Lo primero que nos llama la atención es que lo que está ocurriendo ante nuestros ojos no es una Revolución como la Revolución Francesa, la Rusa o la Norteamericana, en la que se dio origen y nacimiento a nuevas y poderosas naciones en el sentido moderno de la expresión. No hay aquí ejércitos que se enfrentan en una sangrienta guerra civil, porque no se está armando al pueblo ni dividiendo al ejército. A todo lo más que se está llegando es a neutralizar a una diminuta, en comparación con los cuerpos armados españoles, policía autonómica de los Mossos y a tratar de evitar un posible enfrentamiento policial armado del que saldrían perdiendo los sublevados. La propia denominación de escenificación de la rebelión, que se utiliza para referirse a las manifestaciones y huelgas callejeras, revela lo que algunos denominan el carácter postmoderno de la rebelión como un simulacro de una rebelión masiva, pues como se puede observar aquí no comparecen las masas, sino grupos de agitadores, no muy numerosos, pero disperso por diversos lugares, concentrados ante comisarias, hoteles donde se alojan los guardias civiles, algunas calles, etc.

El propio Referéndum que se convocó, al margen de que sus datos no ofrecen ninguna seguridad jurídica de veracidad, es un simulacro de victoria masiva del  (90%), cuando en realidad se reconoce que sólo ha votado una minoría de la población catalana. La Huelga General convocada, procedimiento mítico de las grandes revoluciones, ha sido también un simulacro, pues se obliga a parar a los trabajadores controlando una red de transportes con la inutilización, por acción u omisión del propio Gobierno Autonómico, de las líneas de cercanías del cinturón de Barcelona, donde se concentran la mayor parte de la población trabajadora, o del corte con neumáticos de las autovías en unos pocos puntos estratégicos suficientes para colapsarlas.

En tal sentido, no hay aquí una rebelión de las masas, como ocurría en Rusia, por ejemplo, sino una rebelión de carácter distinto y que hemos denominado, en otro artículo de este mismo diario, como la rebelión de las minorías.

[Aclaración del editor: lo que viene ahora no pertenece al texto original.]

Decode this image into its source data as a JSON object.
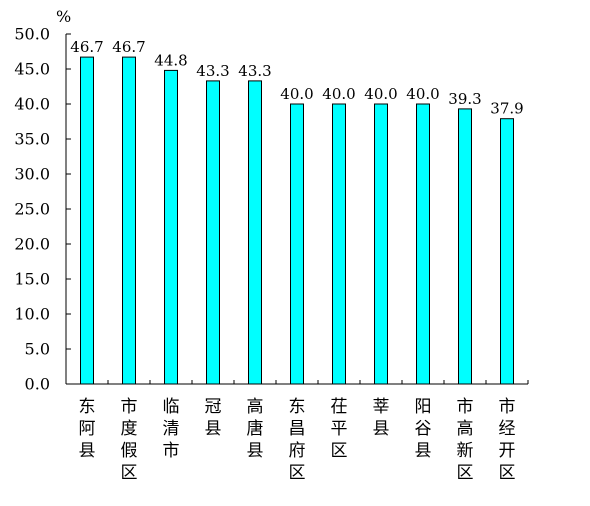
{
  "chart_data": {
    "type": "bar",
    "title": "",
    "xlabel": "",
    "ylabel": "%",
    "ylim": [
      0,
      50
    ],
    "yticks": [
      "0.0",
      "5.0",
      "10.0",
      "15.0",
      "20.0",
      "25.0",
      "30.0",
      "35.0",
      "40.0",
      "45.0",
      "50.0"
    ],
    "categories": [
      "东阿县",
      "市度假区",
      "临清市",
      "冠县",
      "高唐县",
      "东昌府区",
      "茌平区",
      "莘县",
      "阳谷县",
      "市高新区",
      "市经开区"
    ],
    "values": [
      46.7,
      46.7,
      44.8,
      43.3,
      43.3,
      40.0,
      40.0,
      40.0,
      40.0,
      39.3,
      37.9
    ],
    "data_labels": [
      "46.7",
      "46.7",
      "44.8",
      "43.3",
      "43.3",
      "40.0",
      "40.0",
      "40.0",
      "40.0",
      "39.3",
      "37.9"
    ],
    "grid": false,
    "legend": "none",
    "colors": {
      "bar_fill": "#00FFFF",
      "bar_stroke": "#000000",
      "axis": "#000000"
    }
  }
}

El problema hoy no es pues la rebelión de las masas, como en tiempos de Ortega y Gasset, sino que es lo que denominamos la rebelión de las minorías, la cual no sólo se está dando en el particularismo del nacionalismo regionalista, catalán, vasco, corso, escocés, etc., sino también en el particularismo o diferencialismo de las minorías sexuales, étnicas, etc.


Todos ellos comparten el contrasentido propio de querer imponer en un régimen democrático, en el que, por definición, deciden los derechos de la mayoría, y con procedimientos democráticos, no violentos, etc., unos derechos minoritarios como si fuesen equiparables a los mayoritarios. Dicho contrasentido sólo puede abrirse paso por medio de la utilización de la simulación y el engaño propio de la demagogia, para lo cual son suficientes las armas de una educación y una propaganda mediática fanatizada, que equivocadamente les ha transferido el Gobierno central. Por ello no hace falta meter los tanques en Cataluña, sino que la verdadera solución está en la discusión ideológica y el pensamiento crítico que hay que recuperar de las manos del sistema educativo y de los mass media puestos hoy, en Cataluña, en manos de los fanáticos sediciosos, y en el resto de España en manos de una tendencia dominante que quiere contentar en vez de aislar a los separatistas. Pues, el separatismo debe ser inexorablemente aislado, e incluso, llegado el caso, prohibido como opción política, no dejando de denunciar sus sinsentidos y peligrosos engaños desde los medios de comunicación de mayor alcance.